Watkins Alexandra, Ullal Akshith, Sarkar Nilanjan
IEEE Trans Vis Comput Graph. 2024 Apr 17;PP. doi: 10.1109/TVCG.2024.3388376.
User-Avatar interaction within augmented reality applications is rapidly increasing in frequency. Applications routinely place users in rooms with other, remote users embodied by photorealistic avatars, or require users to work with an avatar of a remote user to complete a task. During these types of interactions, it is often required to modify or redirect the posture of an avatar to achieve goals such as contact with or pointing at an object or maintaining eye gaze with the local user. A key limitation of modern redirection techniques is successfully preserving body posture, a critical component of nonverbal communication. This paper presents a new pose-preserving objective function to be used in the multi-objective optimization of an avatar's kinematic configuration. This objective function not only mimics the correct placement of body joints, but also preserves their orientation in space. We have tested this approach against several commonly used and current state-of-the-art redirection techniques and have found that our new approach achieves a significant reduction in targeted redirection error while simultaneously reducing body posture error. Additionally, human subject testing has shown that our new technique provides both a significantly more natural looking redirection and a significantly more realistic and believable overall body posture.
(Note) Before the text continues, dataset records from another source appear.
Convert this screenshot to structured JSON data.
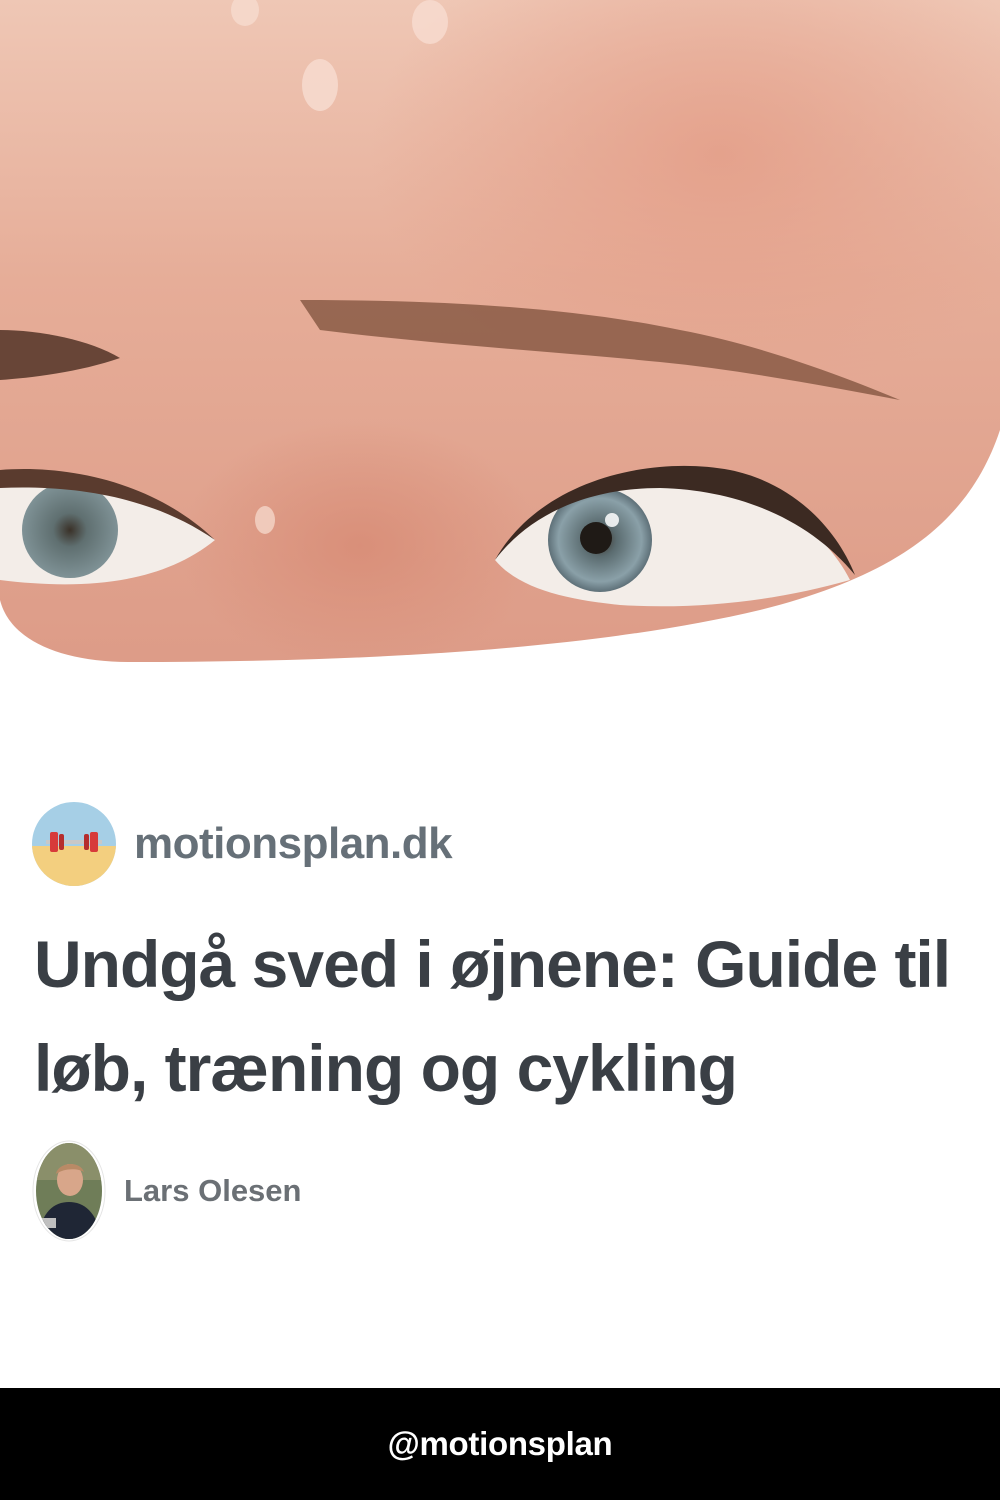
{
  "hero": {
    "image": "sweaty-forehead-eyes-photo"
  },
  "site": {
    "logo_icon": "barbell-icon",
    "name": "motionsplan.dk"
  },
  "article": {
    "title": "Undgå sved i øjnene: Guide til løb, træning og cykling"
  },
  "author": {
    "avatar_icon": "author-photo",
    "name": "Lars Olesen"
  },
  "footer": {
    "handle": "@motionsplan"
  },
  "colors": {
    "title": "#3a3f45",
    "site_name": "#667078",
    "author_name": "#6b7075",
    "footer_bg": "#000000",
    "footer_text": "#ffffff"
  }
}
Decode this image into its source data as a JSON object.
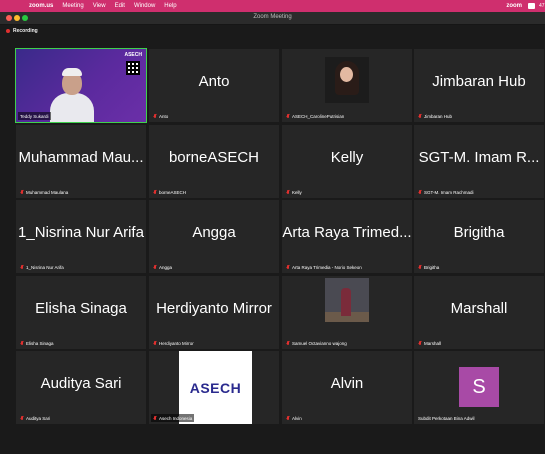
{
  "menubar": {
    "app": "zoom.us",
    "items": [
      "Meeting",
      "View",
      "Edit",
      "Window",
      "Help"
    ],
    "right_logo": "zoom",
    "clipped_text": "47"
  },
  "window": {
    "title": "Zoom Meeting"
  },
  "recording": {
    "label": "Recording"
  },
  "tiles": [
    {
      "label": "Teddy Sukardi",
      "big": "",
      "kind": "video-teddy",
      "active": true,
      "muted": false,
      "brand": "ASECH"
    },
    {
      "label": "Anto",
      "big": "Anto",
      "kind": "name",
      "active": false,
      "muted": true
    },
    {
      "label": "ASECH_CarolinePutrisian",
      "big": "",
      "kind": "photo-woman",
      "active": false,
      "muted": true
    },
    {
      "label": "Jimbaran Hub",
      "big": "Jimbaran Hub",
      "kind": "name",
      "active": false,
      "muted": true
    },
    {
      "label": "Muhammad Maulana",
      "big": "Muhammad Mau...",
      "kind": "name",
      "active": false,
      "muted": true
    },
    {
      "label": "borneASECH",
      "big": "borneASECH",
      "kind": "name",
      "active": false,
      "muted": true
    },
    {
      "label": "Kelly",
      "big": "Kelly",
      "kind": "name",
      "active": false,
      "muted": true
    },
    {
      "label": "SGT-M. Imam Rachmadi",
      "big": "SGT-M. Imam R...",
      "kind": "name",
      "active": false,
      "muted": true
    },
    {
      "label": "1_Nisrina Nur Arifa",
      "big": "1_Nisrina Nur Arifa",
      "kind": "name",
      "active": false,
      "muted": true
    },
    {
      "label": "Angga",
      "big": "Angga",
      "kind": "name",
      "active": false,
      "muted": true
    },
    {
      "label": "Arta Raya Trimedia - Norio Sekeon",
      "big": "Arta Raya Trimed...",
      "kind": "name",
      "active": false,
      "muted": true
    },
    {
      "label": "Brigitha",
      "big": "Brigitha",
      "kind": "name",
      "active": false,
      "muted": true
    },
    {
      "label": "Elisha Sinaga",
      "big": "Elisha Sinaga",
      "kind": "name",
      "active": false,
      "muted": true
    },
    {
      "label": "Herdiyanto Mirror",
      "big": "Herdiyanto Mirror",
      "kind": "name",
      "active": false,
      "muted": true
    },
    {
      "label": "Samuel Octavianno wajong",
      "big": "",
      "kind": "photo-outdoor",
      "active": false,
      "muted": true
    },
    {
      "label": "Marshall",
      "big": "Marshall",
      "kind": "name",
      "active": false,
      "muted": true
    },
    {
      "label": "Auditya Sari",
      "big": "Auditya Sari",
      "kind": "name",
      "active": false,
      "muted": true
    },
    {
      "label": "Asech Indonesia",
      "big": "",
      "kind": "logo-asech",
      "active": false,
      "muted": true,
      "logo_text": "ASECH"
    },
    {
      "label": "Alvin",
      "big": "Alvin",
      "kind": "name",
      "active": false,
      "muted": true
    },
    {
      "label": "Subdit Perkotaan Bina Adwil",
      "big": "",
      "kind": "avatar-s",
      "active": false,
      "muted": false,
      "avatar_letter": "S",
      "avatar_color": "#a84aa6"
    }
  ],
  "colors": {
    "active_border": "#3fd14c",
    "muted_icon": "#e0302f",
    "menubar": "#cf2f6e"
  }
}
在增强现实应用中,用户与虚拟化身之间的交互频率正在迅速增加。应用程序通常会将用户置于房间中,与由逼真的虚拟化身所代表的其他远程用户在一起,或者要求用户与远程用户的虚拟化身合作完成任务。在这些类型的交互过程中,经常需要修改或重新调整虚拟化身的姿势,以实现诸如与物体接触或指向物体,或与本地用户保持目光接触等目标。现代重定向技术的一个关键限制是能否成功保持身体姿势,而身体姿势是非语言交流的关键组成部分。本文提出了一种新的姿势保持目标函数,用于虚拟化身运动学配置的多目标优化。该目标函数不仅模仿身体关节的正确位置,还能保持它们在空间中的方向。我们已将此方法与几种常用的和当前最先进的重定向技术进行了测试,发现我们的新方法在显著降低目标重定向误差的同时,还能减少身体姿势误差。此外,人体受试者测试表明,我们的新技术既能提供明显更自然的重定向效果,又能呈现出明显更逼真、更可信的整体身体姿势。